Re: Encoding alternate character sets in tEXt/zTXt strings

From: Chris Lilley (chris@w3.org)
Date: Thu Mar 19 1998 - 08:21:26 EST

Next message: Keld J|rn Simonsen: "Re: Greek accents: sorting order - opinions sought"
Previous message: Adrian Havill: "Last message regarding libpng"
In reply to: Adrian Havill: "Re: Encoding alternate character sets in tEXt/zTXt strings"
Messages sorted by: [ date ] [ thread ] [ subject ] [ author ] [ attachment ]
Mail actions: [ respond to this message ] [ mail a new topic ]

Adrian Havill wrote:

> > 0: UTF-7
> > 1: UTF-8
>
> This is redundant. If libpng can handle a 8-bit NULL terminated string,

it can, Latin-1 is exactly that

> it should stick with UTF-8.

Agreed

> > language code (see RFC 1766)
>
> You'll run into trouble with this... The text could be in multiple languages.

Yes, true, but it is still needed. Monolingual text is still by far the
most common; to do more, structured markup is needed and I would not
propose adding that!.

> The language code and such is really only appropriate for cultural
> rendering and sorting and it's correct implementation very complicated.

Not at all. It is just information; the impleentation can do as much or
as little as it needs to. For example, far eastern implementations will
rely on the language code to differentiate Japanese, Chinese (simplified
and traditional) and Korean ideographs - these all have the same
character codes.

Notice that search engines like AltaVista now offer the choice of
searching restricted to a particular language. It is useful to indicate
the language.

> Best to leave it as just UTF-8.

It is orthogonal to the character encoding.
>
> > null byte
> > keyword (translated into the specified language and charset, not compressed)
>
> Again... you'll run into problems with "translated" keywords because translation
> into Latin-1 is often ambiguous for certain languages.

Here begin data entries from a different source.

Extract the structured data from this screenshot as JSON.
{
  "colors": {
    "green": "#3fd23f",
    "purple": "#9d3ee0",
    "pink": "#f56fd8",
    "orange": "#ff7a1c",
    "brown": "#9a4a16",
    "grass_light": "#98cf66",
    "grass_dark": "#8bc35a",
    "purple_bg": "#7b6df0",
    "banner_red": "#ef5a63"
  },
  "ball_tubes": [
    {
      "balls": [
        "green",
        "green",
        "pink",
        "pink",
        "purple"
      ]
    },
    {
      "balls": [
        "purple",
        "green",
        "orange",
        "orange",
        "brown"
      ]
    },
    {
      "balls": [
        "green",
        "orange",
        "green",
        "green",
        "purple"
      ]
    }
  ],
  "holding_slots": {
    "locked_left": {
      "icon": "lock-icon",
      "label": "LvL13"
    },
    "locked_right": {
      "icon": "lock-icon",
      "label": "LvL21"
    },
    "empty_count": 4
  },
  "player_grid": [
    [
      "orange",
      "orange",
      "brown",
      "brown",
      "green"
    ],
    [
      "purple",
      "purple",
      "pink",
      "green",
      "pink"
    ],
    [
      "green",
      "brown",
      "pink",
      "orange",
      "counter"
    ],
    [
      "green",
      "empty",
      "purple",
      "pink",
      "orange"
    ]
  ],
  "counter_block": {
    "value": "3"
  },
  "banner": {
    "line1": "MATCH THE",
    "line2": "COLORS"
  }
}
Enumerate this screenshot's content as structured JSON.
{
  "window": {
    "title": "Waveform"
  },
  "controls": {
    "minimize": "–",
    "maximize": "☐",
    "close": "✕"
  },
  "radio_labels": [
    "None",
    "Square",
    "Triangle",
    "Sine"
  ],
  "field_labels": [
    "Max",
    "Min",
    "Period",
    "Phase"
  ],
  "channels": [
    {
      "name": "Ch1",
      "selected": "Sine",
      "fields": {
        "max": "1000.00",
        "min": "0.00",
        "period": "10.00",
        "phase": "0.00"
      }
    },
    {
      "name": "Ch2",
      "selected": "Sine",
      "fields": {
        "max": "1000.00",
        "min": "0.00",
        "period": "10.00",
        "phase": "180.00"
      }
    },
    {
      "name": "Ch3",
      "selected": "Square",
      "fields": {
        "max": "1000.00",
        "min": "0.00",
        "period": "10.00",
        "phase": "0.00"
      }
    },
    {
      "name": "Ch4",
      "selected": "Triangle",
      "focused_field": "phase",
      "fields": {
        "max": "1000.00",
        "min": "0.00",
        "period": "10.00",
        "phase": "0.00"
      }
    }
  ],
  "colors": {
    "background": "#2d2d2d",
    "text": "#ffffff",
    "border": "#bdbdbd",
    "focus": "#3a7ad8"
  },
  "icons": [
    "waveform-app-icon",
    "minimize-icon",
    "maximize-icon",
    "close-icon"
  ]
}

Example: The word "Sushi"
> in Japanese can be romanized into "Sushi" or "susi" and Mount "Fuji" can be
> romanized into "Huzi" or "Fuji", depending on the method of "romanization"
Yes but I think the intent with the dual keyword thing was that the
English keyword would be one from a list of registered keywords.

> What happens if the person doesn't know how to translate the word? Or if there
> is no direct translation for a word? (ie a word in a language has to be
> translated into a phase in order to represent the meaning)

Phrases are OK; the "keyword" in PNG is already actually a phrase.

--
Chris

Next message: Keld J|rn Simonsen: "Re: Greek accents: sorting order - opinions sought"
Previous message: Adrian Havill: "Last message regarding libpng"
In reply to: Adrian Havill: "Re: Encoding alternate character sets in tEXt/zTXt strings"
Messages sorted by: [ date ] [ thread ] [ subject ] [ author ] [ attachment ]
Mail actions: [ respond to this message ] [ mail a new topic ]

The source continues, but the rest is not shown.